For most folks, it probably wouldn’t have been a problem, but I’m 6 feet tall in my bare feet, so tack on a couple of extra inches with heels and, Houston, we may have a problem.

My reporter-by-day, model-by-night work schedule wouldn’t allow me to take the rest of the afternoon off for a proper day of pampering. I did my own nails the night before and planned to style my hair myself when I arrived at the country club since I knew I would be short on time.

One thing that I wasn’t willing to skimp on was getting my makeup done by the professionals. Don’t get me wrong, that could’ve been another do-it-yourself project, but I didn’t want it to be. If I had, it would’ve felt like every other day when I decide to wear makeup. With someone else doing it, I felt like a total glam goddess.

Although we were modeling clothes for real-life designers and had our own team of dressers, thanks to a group of uber-helpful fashion and design students from Brenau University, I doubt that my backstage experience was rooted too firmly in model reality.
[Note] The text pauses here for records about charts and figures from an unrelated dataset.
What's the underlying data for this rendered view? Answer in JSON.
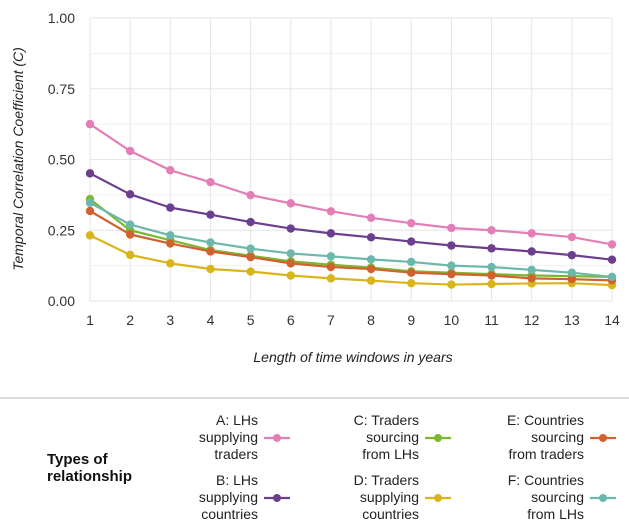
{
  "chart_data": {
    "type": "line",
    "title": "",
    "xlabel": "Length of time windows in years",
    "ylabel": "Temporal Correlation Coefficient (C)",
    "x": [
      1,
      2,
      3,
      4,
      5,
      6,
      7,
      8,
      9,
      10,
      11,
      12,
      13,
      14
    ],
    "x_ticks": [
      "1",
      "2",
      "3",
      "4",
      "5",
      "6",
      "7",
      "8",
      "9",
      "10",
      "11",
      "12",
      "13",
      "14"
    ],
    "xlim": [
      1,
      14
    ],
    "ylim": [
      0,
      1
    ],
    "y_ticks": [
      "0.00",
      "0.25",
      "0.50",
      "0.75",
      "1.00"
    ],
    "grid": true,
    "legend_title": "Types of relationship",
    "legend_position": "bottom",
    "series": [
      {
        "key": "A",
        "name": "A: LHs supplying traders",
        "color": "#e37fb6",
        "values": [
          0.625,
          0.53,
          0.462,
          0.42,
          0.374,
          0.345,
          0.317,
          0.294,
          0.275,
          0.258,
          0.25,
          0.239,
          0.226,
          0.2
        ]
      },
      {
        "key": "B",
        "name": "B: LHs supplying countries",
        "color": "#6b3f8e",
        "values": [
          0.451,
          0.377,
          0.33,
          0.305,
          0.279,
          0.256,
          0.239,
          0.225,
          0.21,
          0.196,
          0.186,
          0.175,
          0.162,
          0.146
        ]
      },
      {
        "key": "C",
        "name": "C: Traders sourcing from LHs",
        "color": "#7cb82f",
        "values": [
          0.36,
          0.25,
          0.215,
          0.18,
          0.16,
          0.14,
          0.128,
          0.118,
          0.105,
          0.1,
          0.095,
          0.09,
          0.088,
          0.085
        ]
      },
      {
        "key": "D",
        "name": "D: Traders supplying countries",
        "color": "#d9b51c",
        "values": [
          0.232,
          0.163,
          0.133,
          0.113,
          0.104,
          0.09,
          0.08,
          0.072,
          0.063,
          0.058,
          0.06,
          0.062,
          0.063,
          0.056
        ]
      },
      {
        "key": "E",
        "name": "E: Countries sourcing from traders",
        "color": "#d1622f",
        "values": [
          0.318,
          0.235,
          0.203,
          0.175,
          0.155,
          0.133,
          0.12,
          0.113,
          0.1,
          0.095,
          0.09,
          0.08,
          0.077,
          0.073
        ]
      },
      {
        "key": "F",
        "name": "F: Countries sourcing from LHs",
        "color": "#6cb8ad",
        "values": [
          0.347,
          0.27,
          0.232,
          0.207,
          0.185,
          0.168,
          0.158,
          0.147,
          0.138,
          0.125,
          0.12,
          0.11,
          0.1,
          0.085
        ]
      }
    ]
  }
}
First of all, there was lots of yummy food for us to enjoy backstage before the show started. What professional model do you know eats a plate of pasta in alfredo sauce moments before she hits the runway?
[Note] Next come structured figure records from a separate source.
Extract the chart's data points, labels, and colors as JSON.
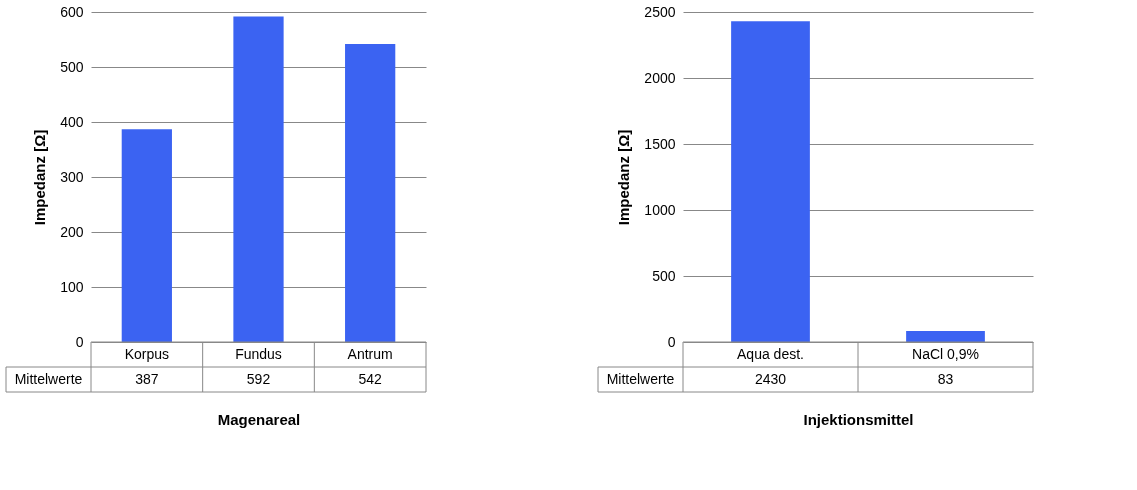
{
  "chart_data": [
    {
      "type": "bar",
      "xlabel": "Magenareal",
      "ylabel": "Impedanz [Ω]",
      "categories": [
        "Korpus",
        "Fundus",
        "Antrum"
      ],
      "values": [
        387,
        592,
        542
      ],
      "color": "#3b63f2",
      "ylim": [
        0,
        600
      ],
      "yticks": [
        0,
        100,
        200,
        300,
        400,
        500,
        600
      ],
      "grid": "y",
      "data_labels": true,
      "annotations": [
        "Mittelwerte"
      ]
    },
    {
      "type": "bar",
      "xlabel": "Injektionsmittel",
      "ylabel": "Impedanz [Ω]",
      "categories": [
        "Aqua dest.",
        "NaCl 0,9%"
      ],
      "values": [
        2430,
        83
      ],
      "color": "#3b63f2",
      "ylim": [
        0,
        2500
      ],
      "yticks": [
        0,
        500,
        1000,
        1500,
        2000,
        2500
      ],
      "grid": "y",
      "data_labels": true,
      "annotations": [
        "Mittelwerte"
      ]
    }
  ]
}
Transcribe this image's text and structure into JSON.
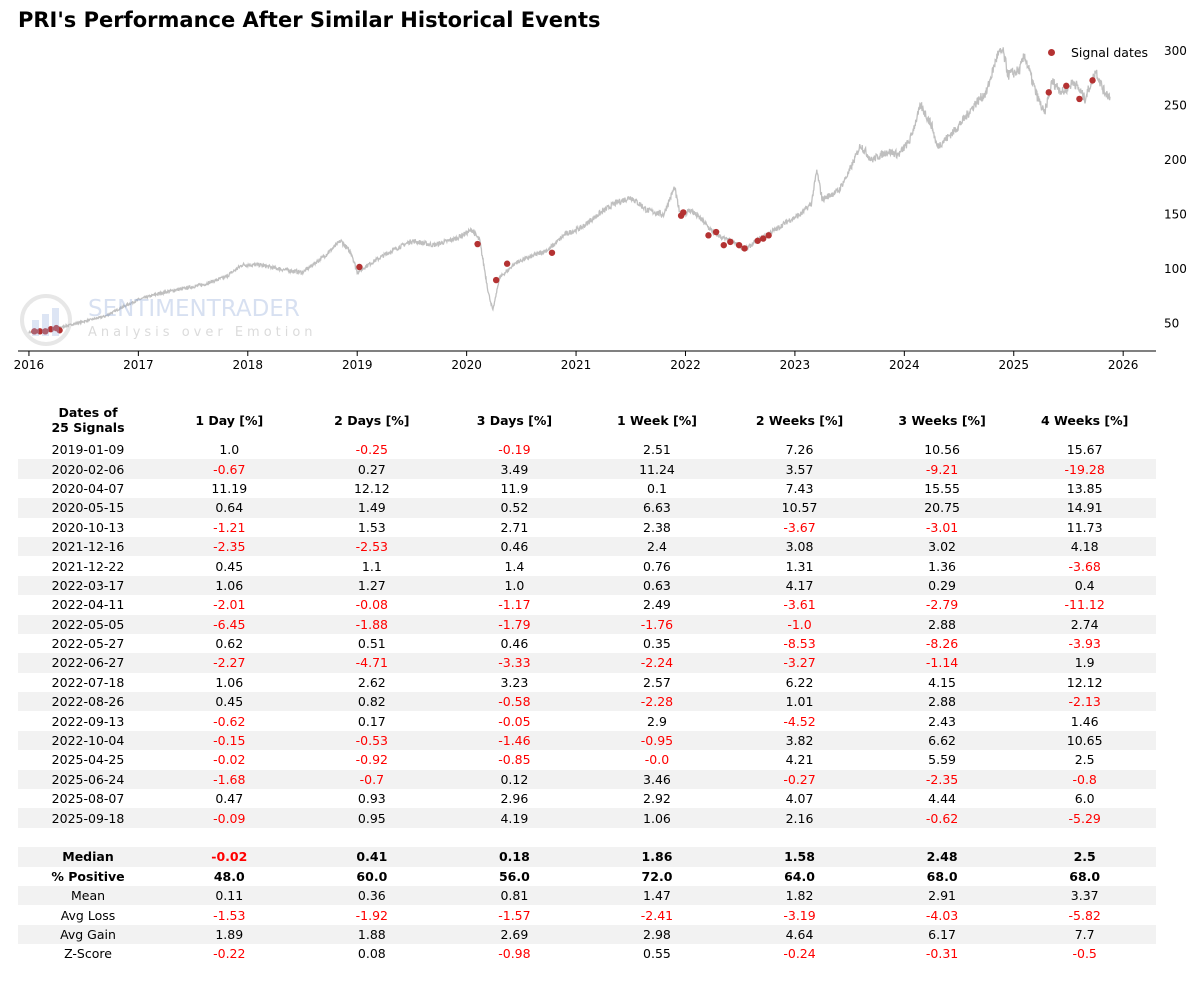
{
  "title": "PRI's Performance After Similar Historical Events",
  "colors": {
    "price_line": "#bfbfbf",
    "signal": "#b43232",
    "negative": "#ff0000",
    "stripe": "#f2f2f2"
  },
  "watermark": {
    "name": "SENTIMENTRADER",
    "tagline": "Analysis over Emotion"
  },
  "chart_data": {
    "type": "line",
    "title": "PRI's Performance After Similar Historical Events",
    "legend": {
      "label": "Signal dates",
      "placement": "top-right"
    },
    "x_range": [
      2015.9,
      2026.3
    ],
    "y_range": [
      25,
      310
    ],
    "x_ticks": [
      2016,
      2017,
      2018,
      2019,
      2020,
      2021,
      2022,
      2023,
      2024,
      2025,
      2026
    ],
    "y_ticks": [
      50,
      100,
      150,
      200,
      250,
      300
    ],
    "y_axis_side": "right",
    "price_anchors": [
      [
        2016.0,
        42
      ],
      [
        2016.15,
        43
      ],
      [
        2016.3,
        47
      ],
      [
        2016.5,
        52
      ],
      [
        2016.7,
        57
      ],
      [
        2016.85,
        65
      ],
      [
        2017.0,
        72
      ],
      [
        2017.2,
        78
      ],
      [
        2017.4,
        82
      ],
      [
        2017.6,
        86
      ],
      [
        2017.8,
        93
      ],
      [
        2017.95,
        104
      ],
      [
        2018.1,
        104
      ],
      [
        2018.3,
        100
      ],
      [
        2018.5,
        97
      ],
      [
        2018.7,
        112
      ],
      [
        2018.85,
        126
      ],
      [
        2018.95,
        114
      ],
      [
        2019.0,
        97
      ],
      [
        2019.1,
        104
      ],
      [
        2019.3,
        116
      ],
      [
        2019.5,
        126
      ],
      [
        2019.7,
        122
      ],
      [
        2019.9,
        128
      ],
      [
        2020.05,
        136
      ],
      [
        2020.12,
        126
      ],
      [
        2020.2,
        78
      ],
      [
        2020.24,
        62
      ],
      [
        2020.3,
        92
      ],
      [
        2020.45,
        106
      ],
      [
        2020.6,
        112
      ],
      [
        2020.75,
        118
      ],
      [
        2020.9,
        132
      ],
      [
        2021.05,
        138
      ],
      [
        2021.2,
        150
      ],
      [
        2021.35,
        160
      ],
      [
        2021.5,
        166
      ],
      [
        2021.65,
        154
      ],
      [
        2021.8,
        150
      ],
      [
        2021.9,
        175
      ],
      [
        2021.95,
        150
      ],
      [
        2022.05,
        154
      ],
      [
        2022.15,
        145
      ],
      [
        2022.25,
        134
      ],
      [
        2022.35,
        128
      ],
      [
        2022.45,
        124
      ],
      [
        2022.55,
        118
      ],
      [
        2022.65,
        126
      ],
      [
        2022.75,
        132
      ],
      [
        2022.85,
        138
      ],
      [
        2022.95,
        145
      ],
      [
        2023.05,
        150
      ],
      [
        2023.15,
        160
      ],
      [
        2023.2,
        190
      ],
      [
        2023.25,
        164
      ],
      [
        2023.4,
        172
      ],
      [
        2023.5,
        190
      ],
      [
        2023.6,
        214
      ],
      [
        2023.7,
        200
      ],
      [
        2023.85,
        208
      ],
      [
        2023.95,
        205
      ],
      [
        2024.05,
        218
      ],
      [
        2024.15,
        250
      ],
      [
        2024.25,
        232
      ],
      [
        2024.3,
        212
      ],
      [
        2024.45,
        226
      ],
      [
        2024.55,
        238
      ],
      [
        2024.65,
        252
      ],
      [
        2024.75,
        262
      ],
      [
        2024.85,
        296
      ],
      [
        2024.9,
        300
      ],
      [
        2024.95,
        278
      ],
      [
        2025.05,
        282
      ],
      [
        2025.1,
        296
      ],
      [
        2025.2,
        262
      ],
      [
        2025.28,
        242
      ],
      [
        2025.35,
        272
      ],
      [
        2025.45,
        262
      ],
      [
        2025.55,
        272
      ],
      [
        2025.65,
        256
      ],
      [
        2025.75,
        282
      ],
      [
        2025.82,
        264
      ],
      [
        2025.88,
        258
      ]
    ],
    "signal_points": [
      [
        2016.05,
        43
      ],
      [
        2016.1,
        43
      ],
      [
        2016.15,
        43
      ],
      [
        2016.2,
        45
      ],
      [
        2016.25,
        46
      ],
      [
        2016.28,
        44
      ],
      [
        2019.02,
        102
      ],
      [
        2020.1,
        123
      ],
      [
        2020.27,
        90
      ],
      [
        2020.37,
        105
      ],
      [
        2020.78,
        115
      ],
      [
        2021.96,
        149
      ],
      [
        2021.98,
        152
      ],
      [
        2022.21,
        131
      ],
      [
        2022.28,
        134
      ],
      [
        2022.35,
        122
      ],
      [
        2022.41,
        125
      ],
      [
        2022.49,
        122
      ],
      [
        2022.54,
        119
      ],
      [
        2022.66,
        126
      ],
      [
        2022.71,
        128
      ],
      [
        2022.76,
        131
      ],
      [
        2025.32,
        262
      ],
      [
        2025.48,
        268
      ],
      [
        2025.6,
        256
      ],
      [
        2025.72,
        273
      ]
    ]
  },
  "table": {
    "columns": [
      "Dates of\n25 Signals",
      "1 Day [%]",
      "2 Days [%]",
      "3 Days [%]",
      "1 Week [%]",
      "2 Weeks [%]",
      "3 Weeks [%]",
      "4 Weeks [%]"
    ],
    "rows": [
      [
        "2019-01-09",
        "1.0",
        "-0.25",
        "-0.19",
        "2.51",
        "7.26",
        "10.56",
        "15.67"
      ],
      [
        "2020-02-06",
        "-0.67",
        "0.27",
        "3.49",
        "11.24",
        "3.57",
        "-9.21",
        "-19.28"
      ],
      [
        "2020-04-07",
        "11.19",
        "12.12",
        "11.9",
        "0.1",
        "7.43",
        "15.55",
        "13.85"
      ],
      [
        "2020-05-15",
        "0.64",
        "1.49",
        "0.52",
        "6.63",
        "10.57",
        "20.75",
        "14.91"
      ],
      [
        "2020-10-13",
        "-1.21",
        "1.53",
        "2.71",
        "2.38",
        "-3.67",
        "-3.01",
        "11.73"
      ],
      [
        "2021-12-16",
        "-2.35",
        "-2.53",
        "0.46",
        "2.4",
        "3.08",
        "3.02",
        "4.18"
      ],
      [
        "2021-12-22",
        "0.45",
        "1.1",
        "1.4",
        "0.76",
        "1.31",
        "1.36",
        "-3.68"
      ],
      [
        "2022-03-17",
        "1.06",
        "1.27",
        "1.0",
        "0.63",
        "4.17",
        "0.29",
        "0.4"
      ],
      [
        "2022-04-11",
        "-2.01",
        "-0.08",
        "-1.17",
        "2.49",
        "-3.61",
        "-2.79",
        "-11.12"
      ],
      [
        "2022-05-05",
        "-6.45",
        "-1.88",
        "-1.79",
        "-1.76",
        "-1.0",
        "2.88",
        "2.74"
      ],
      [
        "2022-05-27",
        "0.62",
        "0.51",
        "0.46",
        "0.35",
        "-8.53",
        "-8.26",
        "-3.93"
      ],
      [
        "2022-06-27",
        "-2.27",
        "-4.71",
        "-3.33",
        "-2.24",
        "-3.27",
        "-1.14",
        "1.9"
      ],
      [
        "2022-07-18",
        "1.06",
        "2.62",
        "3.23",
        "2.57",
        "6.22",
        "4.15",
        "12.12"
      ],
      [
        "2022-08-26",
        "0.45",
        "0.82",
        "-0.58",
        "-2.28",
        "1.01",
        "2.88",
        "-2.13"
      ],
      [
        "2022-09-13",
        "-0.62",
        "0.17",
        "-0.05",
        "2.9",
        "-4.52",
        "2.43",
        "1.46"
      ],
      [
        "2022-10-04",
        "-0.15",
        "-0.53",
        "-1.46",
        "-0.95",
        "3.82",
        "6.62",
        "10.65"
      ],
      [
        "2025-04-25",
        "-0.02",
        "-0.92",
        "-0.85",
        "-0.0",
        "4.21",
        "5.59",
        "2.5"
      ],
      [
        "2025-06-24",
        "-1.68",
        "-0.7",
        "0.12",
        "3.46",
        "-0.27",
        "-2.35",
        "-0.8"
      ],
      [
        "2025-08-07",
        "0.47",
        "0.93",
        "2.96",
        "2.92",
        "4.07",
        "4.44",
        "6.0"
      ],
      [
        "2025-09-18",
        "-0.09",
        "0.95",
        "4.19",
        "1.06",
        "2.16",
        "-0.62",
        "-5.29"
      ]
    ],
    "summary": [
      {
        "label": "Median",
        "bold": true,
        "values": [
          "-0.02",
          "0.41",
          "0.18",
          "1.86",
          "1.58",
          "2.48",
          "2.5"
        ]
      },
      {
        "label": "% Positive",
        "bold": true,
        "values": [
          "48.0",
          "60.0",
          "56.0",
          "72.0",
          "64.0",
          "68.0",
          "68.0"
        ]
      },
      {
        "label": "Mean",
        "bold": false,
        "values": [
          "0.11",
          "0.36",
          "0.81",
          "1.47",
          "1.82",
          "2.91",
          "3.37"
        ]
      },
      {
        "label": "Avg Loss",
        "bold": false,
        "values": [
          "-1.53",
          "-1.92",
          "-1.57",
          "-2.41",
          "-3.19",
          "-4.03",
          "-5.82"
        ]
      },
      {
        "label": "Avg Gain",
        "bold": false,
        "values": [
          "1.89",
          "1.88",
          "2.69",
          "2.98",
          "4.64",
          "6.17",
          "7.7"
        ]
      },
      {
        "label": "Z-Score",
        "bold": false,
        "values": [
          "-0.22",
          "0.08",
          "-0.98",
          "0.55",
          "-0.24",
          "-0.31",
          "-0.5"
        ]
      }
    ]
  }
}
And all of the ladies were so nice. I think we were as excited to see each other’s clothes as the audience. Once the show got started, the butterflies in my stomach took flight. Luckily for me, my cape coat seemed to strike a strong chord with the ladies in the audience.

Amid a chorus of "oohhhs" and "ahhhs" the butterflies turned into a warm, rush of excitement. Those feelings turned into sheer elation after I successfully maneuvered the runway without hitting my head on the chandelier. Score one for the tall girl.

Unfortunately for me, it was over all too soon. I felt a bit like Cinderella after the ball, returning the borrowed fashions and wiping my face clean of makeup. With a birthday coming up soon, it’s proof that I’m not getting younger, but somehow, a good game of dress-up never gets old.